By: Jim Johnson
February 5, 2014
It's rare for a business to succeed right out of the gate, and such was the case for Green Innovations LLC.
But the plastics recycler has turned a corner and is looking to continue a success that was born, partially, from being laughed off by a potential customer years ago.
The Solon, Ohio-based firm offers what the firm calls a landfill-free program to manufacturing companies generating plastic scrap.
The company, located near Cleveland, will go into a site and agree to divert all waste and recyclables from landfills. Every single pound.
"Five years ago, we had people laughing at this concept because no one believed it was real. And now it is and we have companies calling us," said David Sweeney, co-founder of the firm.
While Sweeney handles the sales and marketing side of the company, co-founder Donald Resh is in charge of the financial and administrative end of the business.
He was there when laughter came early on. "You feel a little defeated I guess. … Defeated but inspired, too. For us, being rejected makes us want it even more," Resh said.
"We knew we had a vision. It was just how are we going to get there? We didn't have a timeline, and we just knew we wanted this landfill-free concept to work," Sweeney said.
It's called working out the details, and the partners say they've done just that.
Green Innovations has a multi-pronged approach to handle a variety of waste streams at dozens of client locations. That includes categories the company calls plant debris, single-stream recyclables and food waste.
Those three streams are shipped in gaylord containers — those large, heavy duty cardboard boxes — to Green Innovations along with scrap plastic the company receives from the clients.
The company makes its money by reprocessing the recycled plastic, about 97 percent of all of the material the company receives.
Compostables and single-stream recyclables are sent off to partners in the Cleveland area for processing. Any waste that can't be salvaged is sent off to be made into an engineered fuel, Sweeney said. Nothing goes to a landfill.
Green Innovations, which specializes in non-wovens and films, ships plastic down to Somerset, Ky., where it has a processing line located near one of its major customers. The resulting pellets are then sold.
Green Innovations handled about 33 million pounds of materials last year from 32 separate manufacturing locations and returned what Sweeney called "a good profit."
That was welcome news for the 5-year-old company that struggled establishing itself for its first three years in the midst of the economic downturn.
The company needed the time to figure out a successful path. An early attempt at handling post-consumer recyclables was unsuccessful after Green Innovations did not win a contact from a local consortium of municipalities.
And, early on, the company also learned that rejection is part of the business.
"A big company, during a meeting, two guys laughed at us. I don't know if they laughed at us or laughed at the concept because they didn't believe it was a reality," Sweeney remembered. "It was demoralizing, but we knew what we could bring to the table."
Sweeny also has learned to accept the value of the word "no."
"I like to pride ourselves in not taking no for an answer. But sometimes you have to take no for an answer. And I'm not the person who likes to give up or say no. But I've learned that over the course of our five years sometimes you've got to know when to walk away.

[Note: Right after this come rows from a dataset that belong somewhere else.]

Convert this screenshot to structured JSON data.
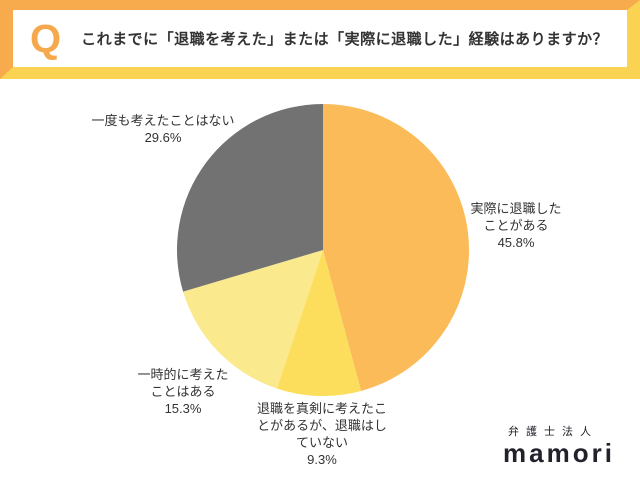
{
  "header": {
    "q_label": "Q",
    "question": "これまでに「退職を考えた」または「実際に退職した」経験はありますか？"
  },
  "chart_data": {
    "type": "pie",
    "title": "これまでに「退職を考えた」または「実際に退職した」経験はありますか？",
    "start_angle_deg": 0,
    "direction": "clockwise",
    "segments": [
      {
        "label": "実際に退職したことがある",
        "value": 45.8,
        "color": "#FCBB59"
      },
      {
        "label": "退職を真剣に考えたことがあるが、退職はしていない",
        "value": 9.3,
        "color": "#FCDD5C"
      },
      {
        "label": "一時的に考えたことはある",
        "value": 15.3,
        "color": "#FBE98E"
      },
      {
        "label": "一度も考えたことはない",
        "value": 29.6,
        "color": "#727272"
      }
    ]
  },
  "labels": {
    "never": "一度も考えたことはない\n29.6%",
    "actual": "実際に退職した\nことがある\n45.8%",
    "temporary": "一時的に考えた\nことはある\n15.3%",
    "serious": "退職を真剣に考えたこ\nとがあるが、退職はし\nていない\n9.3%"
  },
  "logo": {
    "firm_type": "弁護士法人",
    "name": "mamori"
  },
  "colors": {
    "frame_orange": "#F7AB4D",
    "frame_yellow": "#FBD352",
    "q_orange": "#F5A94C",
    "text": "#333333",
    "logo_text": "#22222C"
  }
}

"Sometimes a bad deal is a bad deal. Sometimes what you think is a great idea is not a good idea. While we've had some good ideas, we've also had some failures at the same time," he said.
These days, Sweeney is looking up and believes his company, which is expected to do about $15 million in revenue this year, can grow to $20 million to $30 million during the next five years. Resh voiced a similar goal.
"I think we stuck to the game plan and stuck to our philosophy. I think we always knew what the end result was going to be. It was going to be successful. It was just a matter of time. You've got to lay the foundation and get the right pieces and parts in place," Resh said.
"We feel we have a lot offer with our concept," Sweeney said.